Medical ethicists said the law gives patients a reason to lie to their doctors about alcohol and other drug use. The law also assumes that a person would drive while under the influence.
"A man who has sex isn't a danger to drive -- unless he's doing it in the car while he's on the road," said Norman Quist, publisher of the Journal of Clinical Ethics, a peer-reviewed quarterly. "Taking a driver's license has got to be the wackiest application of a principle that I've ever heard of."
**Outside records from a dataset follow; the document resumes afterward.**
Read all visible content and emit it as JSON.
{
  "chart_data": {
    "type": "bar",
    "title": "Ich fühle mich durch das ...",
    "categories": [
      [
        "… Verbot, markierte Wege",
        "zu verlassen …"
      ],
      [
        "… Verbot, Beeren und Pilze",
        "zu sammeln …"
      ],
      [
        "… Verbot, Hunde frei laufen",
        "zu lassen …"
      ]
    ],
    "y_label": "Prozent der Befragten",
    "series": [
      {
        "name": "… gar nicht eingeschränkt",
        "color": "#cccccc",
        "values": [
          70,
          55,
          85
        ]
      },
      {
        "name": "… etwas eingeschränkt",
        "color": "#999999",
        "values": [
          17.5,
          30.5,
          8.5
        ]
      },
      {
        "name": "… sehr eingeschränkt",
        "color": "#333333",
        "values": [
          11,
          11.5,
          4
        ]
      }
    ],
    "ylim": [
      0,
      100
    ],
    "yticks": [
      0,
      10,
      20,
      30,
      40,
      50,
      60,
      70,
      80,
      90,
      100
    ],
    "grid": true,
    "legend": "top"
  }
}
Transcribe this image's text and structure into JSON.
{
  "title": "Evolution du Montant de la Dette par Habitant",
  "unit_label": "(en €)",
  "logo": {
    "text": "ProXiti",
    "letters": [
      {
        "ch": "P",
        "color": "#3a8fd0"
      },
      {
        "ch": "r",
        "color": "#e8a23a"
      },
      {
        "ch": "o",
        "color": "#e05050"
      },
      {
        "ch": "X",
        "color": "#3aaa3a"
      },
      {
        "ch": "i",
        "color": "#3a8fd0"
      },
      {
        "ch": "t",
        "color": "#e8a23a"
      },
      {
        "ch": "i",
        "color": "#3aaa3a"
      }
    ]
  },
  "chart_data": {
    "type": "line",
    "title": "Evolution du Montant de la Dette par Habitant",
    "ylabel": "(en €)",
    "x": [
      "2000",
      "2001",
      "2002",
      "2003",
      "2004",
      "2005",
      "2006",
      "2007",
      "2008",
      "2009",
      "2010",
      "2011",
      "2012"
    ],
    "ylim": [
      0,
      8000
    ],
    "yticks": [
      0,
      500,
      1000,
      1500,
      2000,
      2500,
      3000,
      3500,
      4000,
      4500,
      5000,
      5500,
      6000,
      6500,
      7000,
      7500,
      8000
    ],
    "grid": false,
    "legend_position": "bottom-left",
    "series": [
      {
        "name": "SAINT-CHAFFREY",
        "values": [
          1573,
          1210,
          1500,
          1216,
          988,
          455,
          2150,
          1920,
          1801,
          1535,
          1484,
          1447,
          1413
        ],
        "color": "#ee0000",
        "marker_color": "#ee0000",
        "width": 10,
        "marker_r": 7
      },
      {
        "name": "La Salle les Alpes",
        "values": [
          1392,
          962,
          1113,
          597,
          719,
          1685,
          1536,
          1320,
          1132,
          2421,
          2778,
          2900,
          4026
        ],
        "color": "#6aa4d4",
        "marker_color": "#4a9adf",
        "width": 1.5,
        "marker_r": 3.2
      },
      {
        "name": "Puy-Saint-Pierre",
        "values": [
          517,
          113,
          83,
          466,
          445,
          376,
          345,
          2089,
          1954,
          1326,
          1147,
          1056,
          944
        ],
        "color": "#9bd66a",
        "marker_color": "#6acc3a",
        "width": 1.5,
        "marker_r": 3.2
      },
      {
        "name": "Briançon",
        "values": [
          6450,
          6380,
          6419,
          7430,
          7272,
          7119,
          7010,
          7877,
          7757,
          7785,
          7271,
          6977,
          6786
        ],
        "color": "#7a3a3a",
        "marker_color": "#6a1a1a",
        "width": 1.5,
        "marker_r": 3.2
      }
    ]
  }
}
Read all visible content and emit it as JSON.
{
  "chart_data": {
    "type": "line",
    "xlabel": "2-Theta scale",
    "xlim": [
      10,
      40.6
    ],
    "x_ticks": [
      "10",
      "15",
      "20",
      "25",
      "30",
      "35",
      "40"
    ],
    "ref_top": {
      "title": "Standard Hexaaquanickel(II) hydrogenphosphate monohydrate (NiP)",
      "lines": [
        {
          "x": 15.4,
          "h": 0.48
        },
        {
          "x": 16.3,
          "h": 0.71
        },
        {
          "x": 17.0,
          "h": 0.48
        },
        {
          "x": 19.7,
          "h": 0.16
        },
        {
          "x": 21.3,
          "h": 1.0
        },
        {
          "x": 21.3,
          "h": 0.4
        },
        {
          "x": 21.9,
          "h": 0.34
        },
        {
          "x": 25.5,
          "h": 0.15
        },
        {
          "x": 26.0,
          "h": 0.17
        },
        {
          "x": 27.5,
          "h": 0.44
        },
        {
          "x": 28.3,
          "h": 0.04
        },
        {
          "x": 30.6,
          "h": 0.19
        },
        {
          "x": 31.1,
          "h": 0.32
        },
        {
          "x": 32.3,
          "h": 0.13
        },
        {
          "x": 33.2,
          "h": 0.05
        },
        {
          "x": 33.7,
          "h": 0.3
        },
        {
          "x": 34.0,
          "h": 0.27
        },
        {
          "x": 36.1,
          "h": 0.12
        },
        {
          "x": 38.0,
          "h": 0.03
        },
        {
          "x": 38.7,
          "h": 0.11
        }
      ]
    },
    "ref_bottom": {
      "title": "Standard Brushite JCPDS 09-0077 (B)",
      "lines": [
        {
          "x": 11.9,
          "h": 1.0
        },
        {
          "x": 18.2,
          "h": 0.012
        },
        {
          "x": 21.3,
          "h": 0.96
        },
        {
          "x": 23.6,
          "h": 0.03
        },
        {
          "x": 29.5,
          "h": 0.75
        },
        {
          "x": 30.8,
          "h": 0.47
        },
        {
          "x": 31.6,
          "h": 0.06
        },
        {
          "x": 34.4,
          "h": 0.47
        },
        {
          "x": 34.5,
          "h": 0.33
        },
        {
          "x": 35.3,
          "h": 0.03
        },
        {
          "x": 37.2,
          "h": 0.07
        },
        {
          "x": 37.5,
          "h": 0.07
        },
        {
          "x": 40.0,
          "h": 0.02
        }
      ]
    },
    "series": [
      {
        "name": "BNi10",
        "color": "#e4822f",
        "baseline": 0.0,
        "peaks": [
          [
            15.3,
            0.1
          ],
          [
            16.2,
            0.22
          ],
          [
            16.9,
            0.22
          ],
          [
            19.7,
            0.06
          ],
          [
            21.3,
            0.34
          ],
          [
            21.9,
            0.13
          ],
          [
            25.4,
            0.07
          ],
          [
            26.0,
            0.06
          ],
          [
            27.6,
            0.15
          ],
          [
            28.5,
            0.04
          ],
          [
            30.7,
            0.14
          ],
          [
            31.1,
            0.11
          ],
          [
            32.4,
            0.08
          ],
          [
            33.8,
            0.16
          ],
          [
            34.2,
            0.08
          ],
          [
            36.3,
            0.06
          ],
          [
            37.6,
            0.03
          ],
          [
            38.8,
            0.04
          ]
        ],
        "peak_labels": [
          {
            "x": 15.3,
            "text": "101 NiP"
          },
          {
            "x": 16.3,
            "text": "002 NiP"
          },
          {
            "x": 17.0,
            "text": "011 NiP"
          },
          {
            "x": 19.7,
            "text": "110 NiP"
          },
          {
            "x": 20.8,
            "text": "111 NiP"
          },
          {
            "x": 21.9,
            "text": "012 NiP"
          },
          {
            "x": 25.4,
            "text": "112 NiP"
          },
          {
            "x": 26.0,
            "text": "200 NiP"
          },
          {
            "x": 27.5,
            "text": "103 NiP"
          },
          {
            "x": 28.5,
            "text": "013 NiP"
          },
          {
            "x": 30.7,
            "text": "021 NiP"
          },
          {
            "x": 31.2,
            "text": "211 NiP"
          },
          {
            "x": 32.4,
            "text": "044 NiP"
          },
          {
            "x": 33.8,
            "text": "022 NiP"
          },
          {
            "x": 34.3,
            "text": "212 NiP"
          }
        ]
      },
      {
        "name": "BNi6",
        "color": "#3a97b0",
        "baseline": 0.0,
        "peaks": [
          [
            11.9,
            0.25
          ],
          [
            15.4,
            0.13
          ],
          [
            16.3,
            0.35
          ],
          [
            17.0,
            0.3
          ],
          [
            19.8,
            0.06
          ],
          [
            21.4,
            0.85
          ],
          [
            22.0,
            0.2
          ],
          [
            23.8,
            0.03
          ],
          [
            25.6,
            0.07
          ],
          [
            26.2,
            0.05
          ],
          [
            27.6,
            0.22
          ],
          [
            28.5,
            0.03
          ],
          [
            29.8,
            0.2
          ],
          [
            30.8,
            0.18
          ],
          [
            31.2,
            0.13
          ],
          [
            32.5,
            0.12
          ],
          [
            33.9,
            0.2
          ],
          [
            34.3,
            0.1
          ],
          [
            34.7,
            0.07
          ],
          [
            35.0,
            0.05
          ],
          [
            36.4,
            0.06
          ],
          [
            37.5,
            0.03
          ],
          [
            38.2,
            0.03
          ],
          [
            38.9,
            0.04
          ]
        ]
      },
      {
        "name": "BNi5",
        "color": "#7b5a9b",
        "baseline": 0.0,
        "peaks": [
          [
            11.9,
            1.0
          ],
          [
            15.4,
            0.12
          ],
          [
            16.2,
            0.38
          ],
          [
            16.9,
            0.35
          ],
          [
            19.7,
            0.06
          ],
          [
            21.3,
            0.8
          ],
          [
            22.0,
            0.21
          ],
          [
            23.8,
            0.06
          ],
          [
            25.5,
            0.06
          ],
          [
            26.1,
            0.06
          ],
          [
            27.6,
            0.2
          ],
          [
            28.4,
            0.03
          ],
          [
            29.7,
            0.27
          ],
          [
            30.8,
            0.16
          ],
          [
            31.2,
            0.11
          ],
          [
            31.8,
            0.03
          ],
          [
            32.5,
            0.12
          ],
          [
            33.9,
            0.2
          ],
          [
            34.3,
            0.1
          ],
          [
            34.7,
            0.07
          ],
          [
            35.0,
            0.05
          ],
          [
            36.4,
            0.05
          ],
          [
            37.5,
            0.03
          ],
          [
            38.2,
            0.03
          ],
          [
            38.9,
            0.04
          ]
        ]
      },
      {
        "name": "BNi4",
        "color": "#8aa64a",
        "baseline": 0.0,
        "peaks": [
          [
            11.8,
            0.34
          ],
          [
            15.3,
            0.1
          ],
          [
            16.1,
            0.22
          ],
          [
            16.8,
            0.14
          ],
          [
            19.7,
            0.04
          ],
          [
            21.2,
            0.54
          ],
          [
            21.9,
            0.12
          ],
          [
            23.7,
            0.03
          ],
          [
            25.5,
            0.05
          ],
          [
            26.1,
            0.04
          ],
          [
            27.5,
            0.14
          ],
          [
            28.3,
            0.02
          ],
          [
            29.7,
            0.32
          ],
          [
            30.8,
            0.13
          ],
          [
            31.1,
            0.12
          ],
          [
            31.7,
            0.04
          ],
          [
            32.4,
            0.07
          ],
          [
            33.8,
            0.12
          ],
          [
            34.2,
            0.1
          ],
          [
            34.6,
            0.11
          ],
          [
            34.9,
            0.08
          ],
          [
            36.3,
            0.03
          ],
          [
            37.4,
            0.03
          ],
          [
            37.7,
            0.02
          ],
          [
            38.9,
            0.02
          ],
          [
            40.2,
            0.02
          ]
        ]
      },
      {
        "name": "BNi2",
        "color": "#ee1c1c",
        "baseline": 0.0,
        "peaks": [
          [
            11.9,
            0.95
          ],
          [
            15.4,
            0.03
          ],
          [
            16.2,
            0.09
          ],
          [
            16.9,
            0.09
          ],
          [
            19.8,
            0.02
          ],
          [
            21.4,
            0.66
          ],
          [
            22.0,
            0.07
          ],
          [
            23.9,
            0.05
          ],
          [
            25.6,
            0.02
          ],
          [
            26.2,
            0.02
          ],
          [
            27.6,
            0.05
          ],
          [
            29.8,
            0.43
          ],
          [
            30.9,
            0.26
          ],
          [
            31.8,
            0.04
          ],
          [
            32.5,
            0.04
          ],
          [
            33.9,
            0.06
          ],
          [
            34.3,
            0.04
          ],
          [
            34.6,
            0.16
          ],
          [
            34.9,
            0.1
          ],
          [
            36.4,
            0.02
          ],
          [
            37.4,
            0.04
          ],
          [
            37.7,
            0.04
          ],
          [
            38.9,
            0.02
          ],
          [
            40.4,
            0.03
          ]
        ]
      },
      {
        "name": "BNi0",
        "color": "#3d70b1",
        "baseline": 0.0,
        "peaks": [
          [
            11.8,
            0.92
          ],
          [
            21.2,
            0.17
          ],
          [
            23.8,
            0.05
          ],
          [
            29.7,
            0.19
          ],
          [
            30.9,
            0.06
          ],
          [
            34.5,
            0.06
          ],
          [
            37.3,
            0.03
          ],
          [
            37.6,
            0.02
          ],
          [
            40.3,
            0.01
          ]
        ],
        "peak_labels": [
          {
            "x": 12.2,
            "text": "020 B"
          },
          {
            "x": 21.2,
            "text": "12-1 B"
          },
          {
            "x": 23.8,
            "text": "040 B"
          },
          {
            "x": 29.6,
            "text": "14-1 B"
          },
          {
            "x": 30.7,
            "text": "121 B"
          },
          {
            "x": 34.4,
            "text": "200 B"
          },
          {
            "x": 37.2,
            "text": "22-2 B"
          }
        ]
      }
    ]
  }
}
Under the program, doctors are guaranteed anonymity and immunity from patient lawsuits. Physicians who fail to report patients who misuse alcohol and other drugs, on the other hand, could be held liable.
According to state statistics, doctors report about 21,000 Pennsylvanians to PennDot each year. Of that number, 6,000 have had their driver's licenses revoked. Last year, 230 licenses were revoked because of alcohol or other drug use.
PennDot officials defend the law. "We don't want to arbitrarily take someone's driving privilege away, but it is a privilege. And we have the authority to recall that privilege," said Joan Nissley, a PennDot spokeswoman. "Someone who has an alcohol or substance-abuse problem that would impair their driving ability would not be someone we want on the roads."
But Edmund Howe, editor-in-chief of the Journal of Clinical Ethics and a psychiatry professor at the Uniformed Services University at Bethesda, Md., the U.S. military's medical school, calls the law "a crapshoot."
"What one doc considers abuse might not seem as severe to another doc," said Howe. "I tend to think docs can't do two jobs and do them both well. They can't be adjuncts to the police force and at the same time form trusting relationships with patients."
The American Medical Association advises doctors to only report patients whose impairment poses "a clear risk to public safety" and to discuss the case with them first.